* Bevel gears are intended to operate on axes that intersect, usually at a 90 degree angle, to work around corners.
* Differential gears link two shafts through a covering, forcing the total of the rotational angles of the shafts to be the same as the rotational angle of the covering.
* Helical gears have angled teeth to create a thrust load on the gears when they mesh. Car transmissions often have these.
* Herringbone gears conduct power and motion between non-intersecting, parallel axes that may or may not have a center groove, with each tooth making two opposite helices.
* Hypoid gears are similar to bevel gears but differ by operating on non-intersecting axes.
* Industrial gears are round mechanical components that have "teethed" circumferences, allowing them to interconnect with corresponding teethed gear wheels or parts; these gear pairs transfer/reverse motion, increase/decrease rotational speed and torque or sychronize axes.
* Metric gears are defined by the length in millimeters of the pitch circle diameter per tooth.
* Miter gears are bevel gears put together with equal numbers of teeth and axes that are usually at right angles.
* Planetary gears come sets of usually two, or more, that operate on or inside larger industry gears. Planetary gears make drastic gear ratios possible.
* Plastic gears are made primarily of plastic, sometimes with both metal and plastic components. These gears are generally cost effective and light; some are injection molded plastic gears.
* Rear end gears are bevel gears arranged into epicyclic configurations which transmit torque and rotation through three shafts.

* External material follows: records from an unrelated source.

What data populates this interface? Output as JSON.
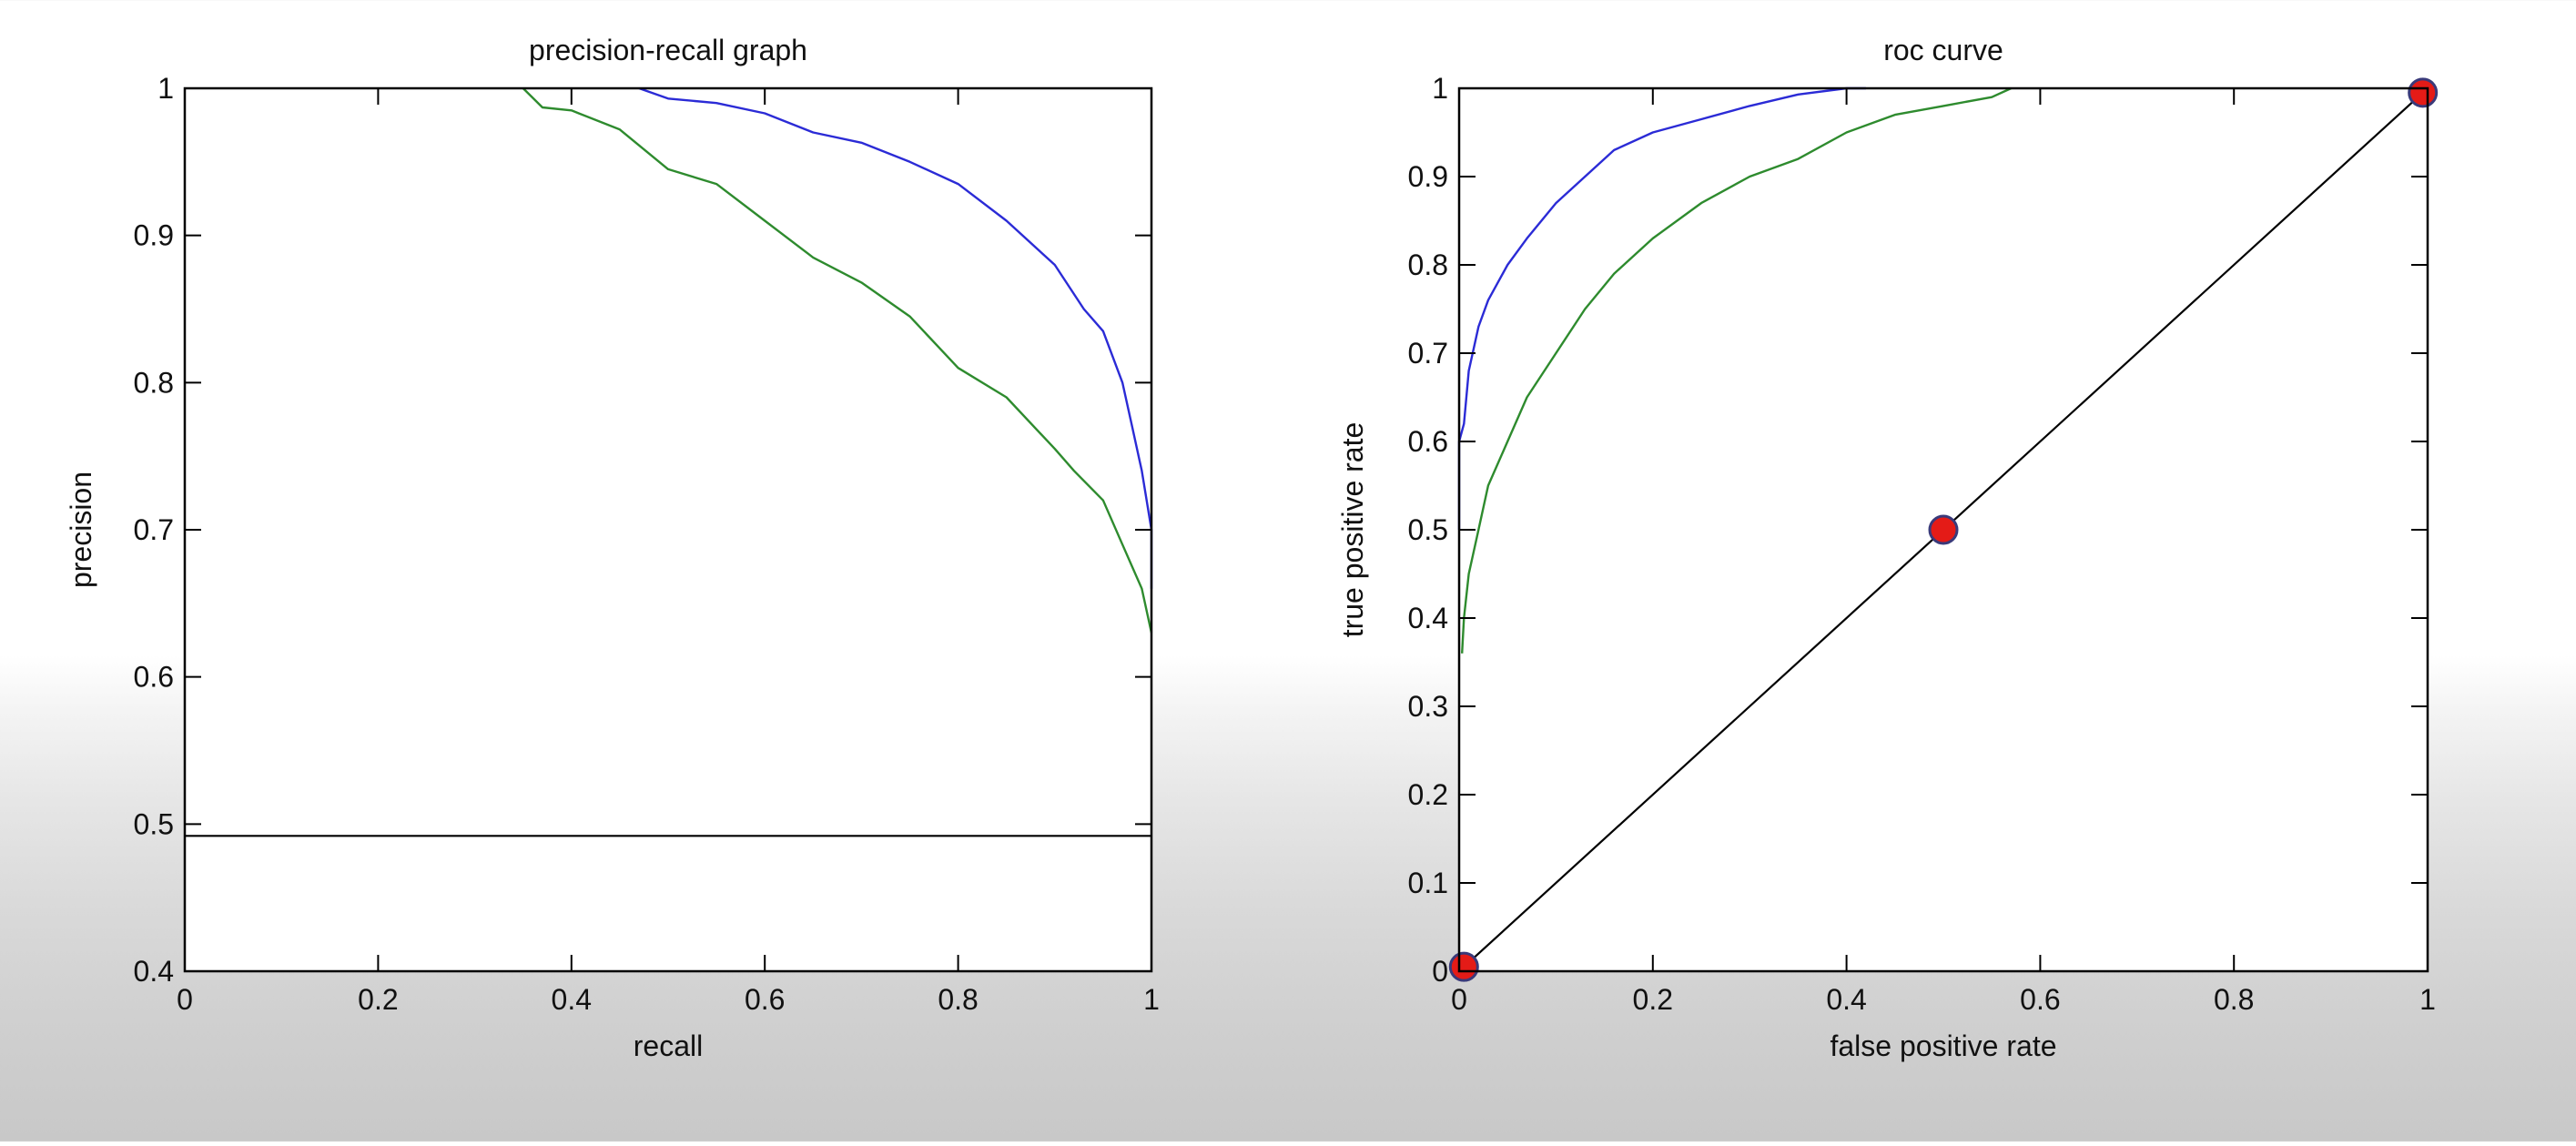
{
  "chart_data": [
    {
      "type": "line",
      "title": "precision-recall graph",
      "xlabel": "recall",
      "ylabel": "precision",
      "xlim": [
        0,
        1
      ],
      "ylim": [
        0.4,
        1
      ],
      "xticks": [
        0,
        0.2,
        0.4,
        0.6,
        0.8,
        1
      ],
      "xtick_labels": [
        "0",
        "0.2",
        "0.4",
        "0.6",
        "0.8",
        "1"
      ],
      "yticks": [
        0.4,
        0.5,
        0.6,
        0.7,
        0.8,
        0.9,
        1
      ],
      "ytick_labels": [
        "0.4",
        "0.5",
        "0.6",
        "0.7",
        "0.8",
        "0.9",
        "1"
      ],
      "grid": false,
      "series": [
        {
          "color": "#2b2bd6",
          "x": [
            0.47,
            0.5,
            0.55,
            0.6,
            0.65,
            0.7,
            0.75,
            0.8,
            0.85,
            0.9,
            0.93,
            0.95,
            0.97,
            0.98,
            0.99,
            1.0,
            1.0
          ],
          "y": [
            1.0,
            0.993,
            0.99,
            0.983,
            0.97,
            0.963,
            0.95,
            0.935,
            0.91,
            0.88,
            0.85,
            0.835,
            0.8,
            0.77,
            0.74,
            0.7,
            0.66
          ]
        },
        {
          "color": "#2e8b2e",
          "x": [
            0.35,
            0.37,
            0.4,
            0.45,
            0.5,
            0.55,
            0.6,
            0.65,
            0.7,
            0.75,
            0.8,
            0.85,
            0.9,
            0.92,
            0.95,
            0.97,
            0.99,
            1.0
          ],
          "y": [
            1.0,
            0.987,
            0.985,
            0.972,
            0.945,
            0.935,
            0.91,
            0.885,
            0.868,
            0.845,
            0.81,
            0.79,
            0.755,
            0.74,
            0.72,
            0.69,
            0.66,
            0.63
          ]
        },
        {
          "color": "#000000",
          "x": [
            0,
            1
          ],
          "y": [
            0.492,
            0.492
          ]
        }
      ]
    },
    {
      "type": "line",
      "title": "roc curve",
      "xlabel": "false positive rate",
      "ylabel": "true positive rate",
      "xlim": [
        0,
        1
      ],
      "ylim": [
        0,
        1
      ],
      "xticks": [
        0,
        0.2,
        0.4,
        0.6,
        0.8,
        1
      ],
      "xtick_labels": [
        "0",
        "0.2",
        "0.4",
        "0.6",
        "0.8",
        "1"
      ],
      "yticks": [
        0,
        0.1,
        0.2,
        0.3,
        0.4,
        0.5,
        0.6,
        0.7,
        0.8,
        0.9,
        1
      ],
      "ytick_labels": [
        "0",
        "0.1",
        "0.2",
        "0.3",
        "0.4",
        "0.5",
        "0.6",
        "0.7",
        "0.8",
        "0.9",
        "1"
      ],
      "grid": false,
      "series": [
        {
          "color": "#2b2bd6",
          "x": [
            0,
            0,
            0.005,
            0.01,
            0.02,
            0.03,
            0.05,
            0.07,
            0.1,
            0.13,
            0.16,
            0.2,
            0.25,
            0.3,
            0.35,
            0.4,
            0.42
          ],
          "y": [
            0.5,
            0.6,
            0.62,
            0.68,
            0.73,
            0.76,
            0.8,
            0.83,
            0.87,
            0.9,
            0.93,
            0.95,
            0.965,
            0.98,
            0.993,
            1.0,
            1.0
          ]
        },
        {
          "color": "#2e8b2e",
          "x": [
            0.003,
            0.005,
            0.01,
            0.02,
            0.03,
            0.05,
            0.07,
            0.1,
            0.13,
            0.16,
            0.2,
            0.25,
            0.3,
            0.35,
            0.4,
            0.45,
            0.5,
            0.55,
            0.57
          ],
          "y": [
            0.36,
            0.4,
            0.45,
            0.5,
            0.55,
            0.6,
            0.65,
            0.7,
            0.75,
            0.79,
            0.83,
            0.87,
            0.9,
            0.92,
            0.95,
            0.97,
            0.98,
            0.99,
            1.0
          ]
        },
        {
          "color": "#000000",
          "x": [
            0,
            1
          ],
          "y": [
            0,
            1
          ]
        }
      ],
      "markers": {
        "color": "#e41b17",
        "x": [
          0.005,
          0.5,
          0.995
        ],
        "y": [
          0.005,
          0.5,
          0.995
        ]
      }
    }
  ]
}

* Spline gears contain a series of ridges on a driveshaft that even out rotation speed of the companion piece.
* Sprockets are gears with metal teeth that enmesh with chains.
* Spur gears are cylinder shaped gears that have both straight and parallel teeth and work on parallel axes.
* Straight bevel gears have straight teeth that radiate from a center point.
* Spiral bevel gears are similar to helical gears and have a higher potential load transmission compared to straight bevel gears, which is achieved by cutting the teeth in a curved shape.
* Worm gears have a curved and recessed throat that gives the worm access to the worm gear teeth. Usually they are made of bronze, iron or steel.